Based on a true story, Arthur Japin’s new novel is a tale of consuming love and artistic creation that reimagines the last romance of the legendary filmmaker Federico Fellini.

In Director’s Cut we enter the mind of Snaporaz, the lion of Italian cinema, as he slips into a coma in his final days. Having always drawn inspiration from the world of his dreams, he welcomes the chance to take account of his life and, in particular, his most recent love affair, with a beautiful but tempestuous young actress called Gala. Here is the story as Snaporaz tells it.

Lured by the glamour of Rome, Gala and her boyfriend, Maxim, an actor as well, are hoping to be discovered when they manage the impossible: entrée to the studio of the great master. Despite an age difference of four decades, Gala soon becomes Snaporaz’s mistress, leaving Maxim, guardian of her secrets and her fragile health, to be an anxious and helpless observer of her physical and spiritual decline. As Gala becomes increasingly dependent on Snaporaz’s attentions, her desperation never to disappoint him leads her down a reckless path to anorexia and prostitution before the one true bond in her life is restored.

Snaporaz’s intoxicatingly baroque—Felliniesque—account of the affair slyly challenges us again and again to ask what is dream and what is reality, and to conclude that the difference is irrelevant when such a genius immerses himself in his most natural element: the imagination. A dazzling tale from one of Europe’s most celebrated writers.

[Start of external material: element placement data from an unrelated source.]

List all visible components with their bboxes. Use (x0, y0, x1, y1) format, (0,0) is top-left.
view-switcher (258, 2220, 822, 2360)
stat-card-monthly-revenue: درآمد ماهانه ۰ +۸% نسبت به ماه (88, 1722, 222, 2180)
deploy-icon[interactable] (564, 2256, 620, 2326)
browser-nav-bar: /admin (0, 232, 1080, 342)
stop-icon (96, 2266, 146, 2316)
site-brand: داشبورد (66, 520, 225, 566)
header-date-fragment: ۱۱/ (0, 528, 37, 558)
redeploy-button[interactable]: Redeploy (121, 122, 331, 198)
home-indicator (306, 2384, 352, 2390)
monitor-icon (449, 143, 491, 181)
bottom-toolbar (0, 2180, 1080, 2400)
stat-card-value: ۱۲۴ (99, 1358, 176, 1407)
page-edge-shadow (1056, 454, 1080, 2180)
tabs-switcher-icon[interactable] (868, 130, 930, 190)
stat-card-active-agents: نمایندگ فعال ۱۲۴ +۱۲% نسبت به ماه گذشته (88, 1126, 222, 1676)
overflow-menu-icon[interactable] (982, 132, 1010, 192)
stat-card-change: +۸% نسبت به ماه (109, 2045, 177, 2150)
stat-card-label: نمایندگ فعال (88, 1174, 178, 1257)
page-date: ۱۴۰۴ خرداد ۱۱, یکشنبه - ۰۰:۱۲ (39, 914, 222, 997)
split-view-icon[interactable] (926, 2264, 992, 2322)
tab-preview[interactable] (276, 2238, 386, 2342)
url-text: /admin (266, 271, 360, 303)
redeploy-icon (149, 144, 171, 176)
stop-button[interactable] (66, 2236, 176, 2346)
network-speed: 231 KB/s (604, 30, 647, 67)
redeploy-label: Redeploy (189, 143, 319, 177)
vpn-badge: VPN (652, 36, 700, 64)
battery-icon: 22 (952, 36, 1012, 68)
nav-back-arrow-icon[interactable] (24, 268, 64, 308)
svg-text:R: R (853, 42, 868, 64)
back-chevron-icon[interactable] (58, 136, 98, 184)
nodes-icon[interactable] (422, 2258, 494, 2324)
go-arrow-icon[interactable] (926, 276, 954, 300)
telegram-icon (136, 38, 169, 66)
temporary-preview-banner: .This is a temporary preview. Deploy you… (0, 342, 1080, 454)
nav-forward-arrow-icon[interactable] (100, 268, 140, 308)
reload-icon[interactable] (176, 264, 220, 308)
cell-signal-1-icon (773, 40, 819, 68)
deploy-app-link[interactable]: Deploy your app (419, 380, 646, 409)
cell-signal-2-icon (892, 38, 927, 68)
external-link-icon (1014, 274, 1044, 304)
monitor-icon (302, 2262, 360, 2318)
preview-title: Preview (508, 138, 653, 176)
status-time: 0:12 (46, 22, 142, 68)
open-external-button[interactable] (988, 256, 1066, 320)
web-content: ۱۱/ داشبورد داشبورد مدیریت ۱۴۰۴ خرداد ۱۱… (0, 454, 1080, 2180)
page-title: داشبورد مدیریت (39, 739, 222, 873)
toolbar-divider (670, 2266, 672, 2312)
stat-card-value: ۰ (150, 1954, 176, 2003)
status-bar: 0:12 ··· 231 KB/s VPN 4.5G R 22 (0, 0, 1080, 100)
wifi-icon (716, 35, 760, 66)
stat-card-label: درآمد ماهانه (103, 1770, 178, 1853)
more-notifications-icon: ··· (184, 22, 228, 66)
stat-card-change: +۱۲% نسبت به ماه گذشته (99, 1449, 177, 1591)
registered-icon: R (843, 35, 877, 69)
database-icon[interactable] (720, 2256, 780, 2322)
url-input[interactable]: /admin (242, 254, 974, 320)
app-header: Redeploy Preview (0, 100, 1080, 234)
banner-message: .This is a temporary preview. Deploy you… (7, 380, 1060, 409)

Arthur Japin, born in Haarlem in 1956, studied theater in London and Amsterdam and spent years acting on and writing for the stage, the screen, and television. He has sung with the Dutch National Opera and recently hosted his own television show. Japin’s first novel, The Two Hearts of Kwasi Boachi, was made into an opera by the British composer Jonathan Dove in 2007. Japin has won many major literary prizes, including the 2004 Libris Literary Prize for In Lucia’s Eyes. Both of these titles have been adapted as stage plays and are set to become major motion pictures. His work has been translated into more than twenty languages. He has taught at New York University and divides his time between Utrecht and the Dordogne.